TASEP: A Collaborative Social Engineering Tabletop Role-Playing Game to Prevent Successful Social Engineering Attacks

TL;DR

This paper introduces TASEP, a tabletop role-playing game designed to enhance social engineering awareness and training in organizations through immersive, interactive gameplay inspired by Dungeons & Dragons.

Contribution

The paper presents a novel, game-based approach for social engineering awareness training tailored for different organizational sizes, inspired by role-playing games.

Findings

High immersion and engagement in training sessions

Effective in raising social engineering awareness

Flexible for different organizational contexts

Abstract

Data breaches resulting from targeted attacks against organizations, e.g., by advanced persistent threat groups, often involve social engineering (SE) as the initial attack vector before malicious software is used, e.g., for persistence, lateral movement, and data exfiltration. While technical security controls, such as the automated detection of phishing emails, can contribute to mitigating SE risks, raising awareness for SE attacks through education and motivation of personnel is an important building block to increasing an organization's resilience.
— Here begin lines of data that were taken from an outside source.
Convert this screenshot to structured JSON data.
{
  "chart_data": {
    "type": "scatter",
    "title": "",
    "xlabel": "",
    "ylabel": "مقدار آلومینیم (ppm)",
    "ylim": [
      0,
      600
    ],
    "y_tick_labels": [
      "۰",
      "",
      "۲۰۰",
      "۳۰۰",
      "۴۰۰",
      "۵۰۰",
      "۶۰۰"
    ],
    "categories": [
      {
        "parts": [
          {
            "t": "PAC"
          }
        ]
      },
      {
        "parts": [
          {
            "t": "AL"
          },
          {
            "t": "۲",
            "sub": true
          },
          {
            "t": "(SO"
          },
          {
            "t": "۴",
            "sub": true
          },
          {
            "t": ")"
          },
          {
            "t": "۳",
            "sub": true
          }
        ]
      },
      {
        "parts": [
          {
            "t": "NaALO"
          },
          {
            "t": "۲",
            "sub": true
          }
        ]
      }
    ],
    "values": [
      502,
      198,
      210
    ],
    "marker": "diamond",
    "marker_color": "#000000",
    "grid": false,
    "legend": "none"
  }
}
To facilitate hands-on SE awareness training as one component of broader SE awareness campaigns, we created a SE tabletop game called Tabletop As Social Engineering Prevention (TASEP) in two editions for (a) small and medium enterprises and (b) large corporations, respectively. Its game design is inspired by Dungeons & Dragons role-playing games and facilitates LEGO models of the in-game target organizations. Participants switch roles by playing a group of SE penetration testers and conducting a security audit guided by the game master. We evaluated the created game with different student groups, achieving highly immersive and flexible training, resulting in an entertaining way of learning about SE and raising awareness.